Максим встал, как приказывал Долгушин, лицом к одному из окон, смотревших на Сареево, там, за Сареевым, за горой садилось солнце, и света в этой части комнаты было побольше.
— Вот что, приятель! — сурово сказал Долгушин, подойдя к нему вплотную и упершись ему в глаза тяжелым взглядом. — Слушай меня внимательно и запоминай. Если ты еще вздумаешь где болтать о том, чем мы тут занимаемся, сочинять вздор, будто мы делаем деньги, то жизнь твоя кончится, — он вынул из кармана револьвер с коротким стволом и сунул его Максиму под подбородок, тот отшатнулся, замер. — Ты нажрался водки как свинья и говорил про виденный тобою стол, что на нем делают деньги, хотя я тебе объяснял, что этот стол предназначен для лужения жести. Объяснял или нет? Да или нет?
— Да, — с трудом ответил Максим, задирая голову, стараясь отклониться от револьверного ствола.
Долгушин опустил револьвер.
— Почему же, черт тебя побери, стал распускать эти слухи? Что мы тебе сделали плохого?
— Не я... Не пускал, не...
— Не ты? Откуда же пошел слух?
— Говорили... Народ говорил. И как не говорить? Дача, то ись...
— Что дача?
— Дача не дача. Окна завешены, дверь всегда заперта. Известно, делают деньги.
— Что значит — известно?
— Были уж здесь такие. Брат Егор...
— Это я знаю. Ну и что, стол, который ты видел тогда у нас, действительно похож на тот, на котором твой Егор делал деньги?

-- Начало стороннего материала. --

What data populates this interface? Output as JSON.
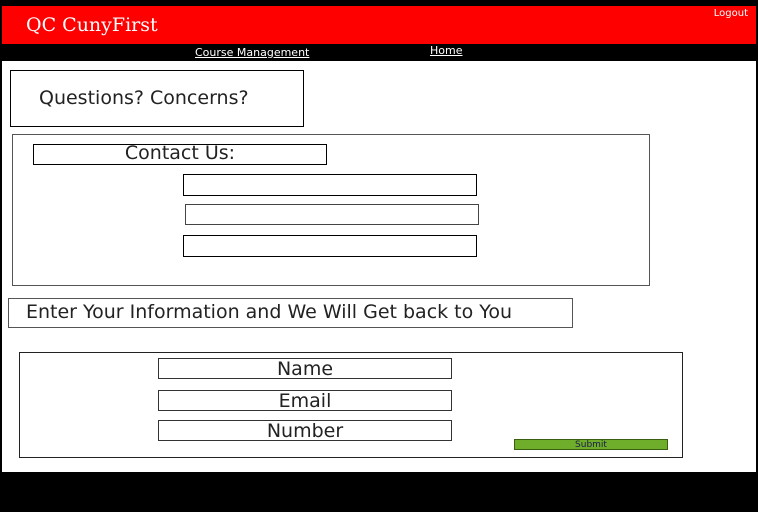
{
  "header": {
    "title": "QC CunyFirst",
    "logout_label": "Logout",
    "color": "#ff0000"
  },
  "nav": {
    "course_management_label": "Course Management",
    "home_label": "Home"
  },
  "questions": {
    "label": "Questions? Concerns?"
  },
  "contact": {
    "label": "Contact Us:",
    "fields": [
      "",
      "",
      ""
    ]
  },
  "info_banner": {
    "text": "Enter Your Information and We Will Get back to You"
  },
  "form": {
    "name_placeholder": "Name",
    "email_placeholder": "Email",
    "number_placeholder": "Number",
    "submit_label": "Submit",
    "submit_color": "#6fae2a"
  }
}
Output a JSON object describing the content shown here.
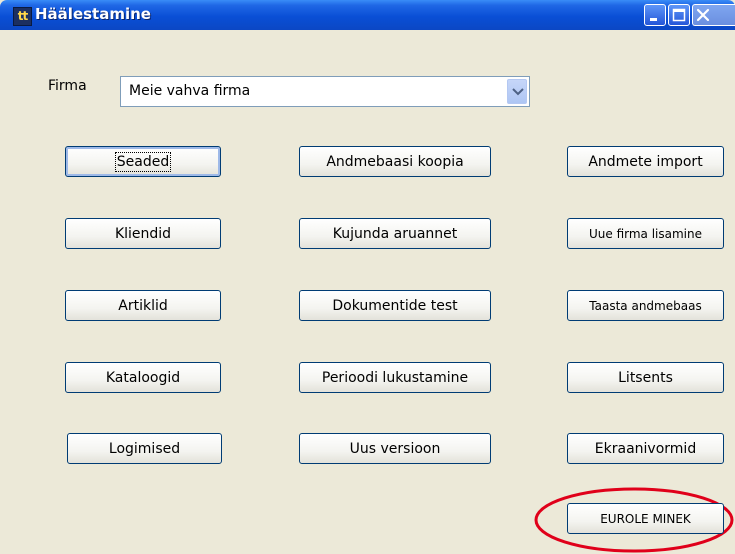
{
  "window": {
    "title": "Häälestamine",
    "icon_text": "tt"
  },
  "firma": {
    "label": "Firma",
    "selected": "Meie vahva firma"
  },
  "buttons": {
    "col1": [
      "Seaded",
      "Kliendid",
      "Artiklid",
      "Kataloogid",
      "Logimised"
    ],
    "col2": [
      "Andmebaasi koopia",
      "Kujunda aruannet",
      "Dokumentide test",
      "Perioodi lukustamine",
      "Uus versioon"
    ],
    "col3": [
      "Andmete import",
      "Uue firma lisamine",
      "Taasta andmebaas",
      "Litsents",
      "Ekraanivormid"
    ],
    "eurole": "EUROLE MINEK"
  },
  "colors": {
    "title_bar": "#0a4fd6",
    "highlight_ellipse": "#e0001a"
  }
}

— Не, — усмехнулся Максим, он уже оправился от потрясения, говорил с какой-то тайной усмешкой.
— Почему же наплел, что мы на нем делаем деньги?
Максим ответил, чуть помедлив, явно рассчитывая на эффект:
— А вам было бы лучше, ежли бы я сказал, что вы на ем печатаете книжки? Стол типографской-то...
— Что? Да откуда ты это взял? — изумленно спрашивал Долгушин.
— Откуда взял, оттуда взял. Чай тоже не дети малые, — вдруг обиделся Максим. — Оно, конечно, мы народ темный, а только и мы кой-что на белом свете повидали. Откуда взял? В Москве видал, в типографии господина Каткова. Были‑с в молодые года у господина Каткова в услужении. В типографии был такой стол о пяти ногах и на ем винтовая машина и рычаг. Что несручно было печатать на скорой машине, печатали на той, ручной. Видали!..
Слушал Долгушин эту речь Максима и не переставал удивляться мужику: каких еще неожиданностей ожидать от него? Однако Максим поступил подло, разболтав про стол.
— Ну хорошо, все же ответь мне, — сказал Долгушин, пряча револьвер в карман. — Пустил слух не ты. Но почему ты наплел про литье денег? Про стол почему стал болтать? Я же просил тебя не болтать о том, что́ ты тогда у нас увидел.
Максим молчал, чувствовалось, ухмылялся.
— Ну почему же?
— А не почему! — заявил он с вызовом.
— Что, без причины?
— Может, и без причины.
— А может, и была причина?
— Может, и была.
— Вот как! Значит, мы тебя чем-то обидели. Ну скажи, чем?
Максим заносчиво молчал.
— Тем, должно быть, что в дом не пускали? За один стол с собой не сажали, на вы не величали? — зло задирал его Долгушин.
Но Максим только головой покачал на это. Вздохнув, произнес укоризненно:
— Вот-вот, оно, конечно... И ты, Василич... Барское и есть барское. Говорите против барства, а оно, барское, не уходит. Нет, куды...
Долгушин уже раскаивался, что заговорил с ним в таком тоне, и, похоже было, не одобрили его Папин и Плотников, все время тихо и молча внимавшие разговору, но при последних словах сильно задвигавшиеся на своих местах.
— Ладно, не обижайся, — сказал, усмехнувшись, Долгушин. — Извини, если действительно обидел. Обидеть я не хотел. Но войди, брат, в мое положение. А как бы ты сам держал себя на моем месте? Вот то-то! Ладно, будем считать, произошло недоразумение. Да мы и сами виноваты. Пожалуй, и правда: со шторами перемудрили, себя перехитрили. Ладно. Забудем эту историю.